The bag from the shops was almost $10 for only 400g. Not quite economical. So I decided to make my own after hearing you could sprout brown rice just like legumes. It takes mere minutes of effort and a 1kg cost only $3.20! The saving is worth those extra minutes, if you ask me.

You might be wondering why go to the trouble of sprouting at all, when rice tastes just fine on its own. There are a few reasons, actually. Let me give you a brief run down.

Sprouting makes things easier to digest

Legumes, grains, seeds, nuts – they’re all easier on our digestive system once the sprouting process has begun. Rice is no different. The sprouting process activates enzymes which break¬†down the starch in the grain’s endosperm, in a way, kind of starting the digestion process for you.

It breaks down “anti-nutrients” like phytic acid

Phytic acid can be found in seeds, legumes, grains and nuts, particularly in the hull or “shell”. The annoying thing about phytic acid is that it binds to minerals like calcium, magnesium, iron and zinc, making them less bio-available. That is, it stops your body from absorbing them as it should. The gall of it.

While soaking and sprouting your grains won’t remove all of the phytic acid, it will reduce it, and less phytic acid is always a good thing.

It ups the GABA

Gamma amino butyric acid, more widely known as GABA, is a neurotransmitter used by the nervous system to send messages. One of its most popular uses is as an anti-anxiety supplement due to its ability to calm nervous activity in the body. It’s also said to be effective in controlling high blood pressure and high blood sugar levels. GABA deficiency can result in some pretty scary physical and psychological symptoms, too.

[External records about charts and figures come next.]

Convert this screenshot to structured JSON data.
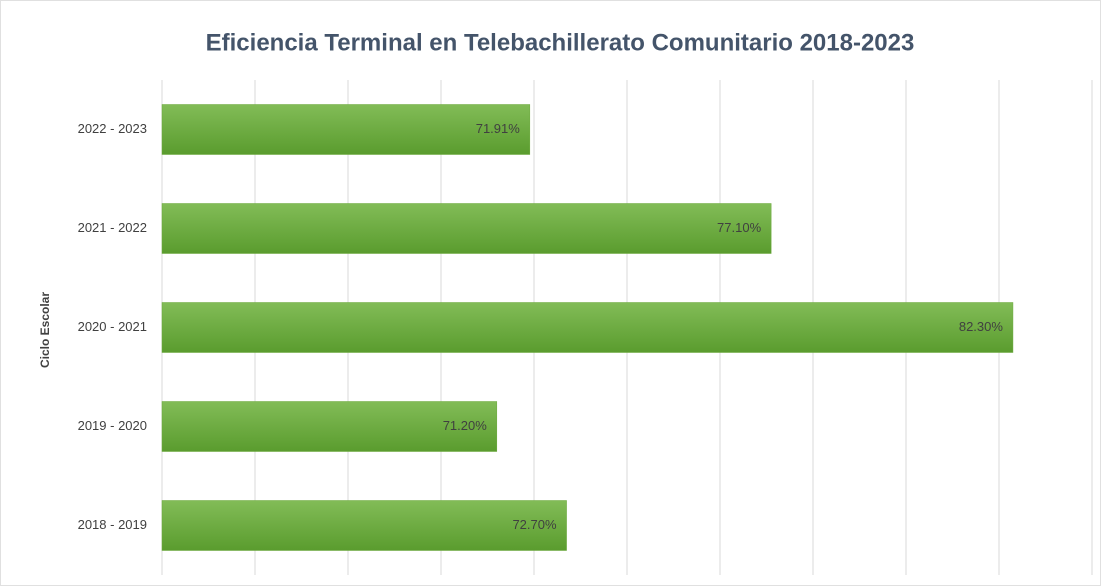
{
  "chart_data": {
    "type": "bar",
    "orientation": "horizontal",
    "title": "Eficiencia Terminal en Telebachillerato Comunitario 2018-2023",
    "y_label": "Ciclo Escolar",
    "categories": [
      "2022 - 2023",
      "2021 - 2022",
      "2020 - 2021",
      "2019 - 2020",
      "2018 - 2019"
    ],
    "values": [
      71.91,
      77.1,
      82.3,
      71.2,
      72.7
    ],
    "value_labels": [
      "71.91%",
      "77.10%",
      "82.30%",
      "71.20%",
      "72.70%"
    ],
    "color": "#6aa83b",
    "xlim": [
      64,
      84
    ],
    "xticks": [
      64,
      66,
      68,
      70,
      72,
      74,
      76,
      78,
      80,
      82,
      84
    ],
    "grid": true
  }
}
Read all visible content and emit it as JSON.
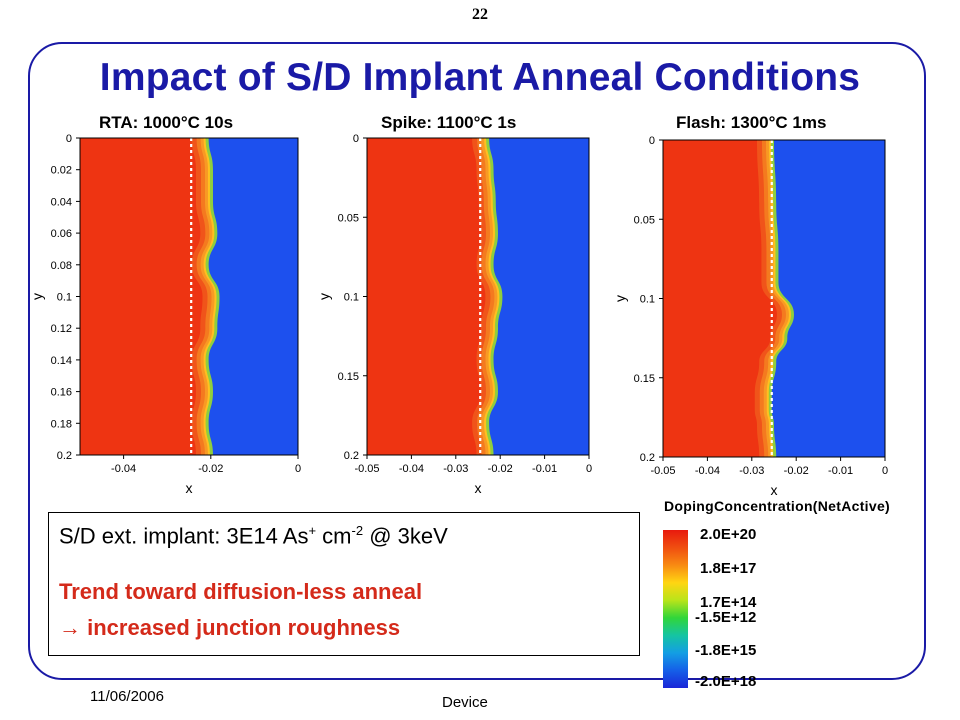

Sprouted and dehydrated brown rice

You’ll need:

  • As much brown rice as you want to make and store
  • A large jar
  • Muslin or cheesecloth
  • A rubber band
  • Clean water

Pour your rice into your jar and pour in enough water to completely cover the grains. Cover with your cloth and secure with a rubber band, then leave in a warm area of your kitchen for around 12 hours.

Leaving the cloth on, drain off the water completely, then rinse the grains well. Drain off the liquid again and leave the jar sitting in a bowl at an angle, so that any water left behind can drain off but the air can still circulate within the jar.

Rinse and drain at least a couple of times a day for 1-3 days, until the grains have begun to sprout. How long this takes will vary, so keep an eye on your grains and look for that tiny sprout each time you rinse.

Once they’ve begun to sprout, rinse and drain one last time, and then place on a baking paper lined tray and spread into an even layer. Dehydrate in your oven at 40 degrees celsius (or the lowest temperature your oven will go) for around 24 hours or until the grains are completely dry.

Once they’re completely dry, you’ll be able to store the rice in a jar in your pantry, just like store bought rice.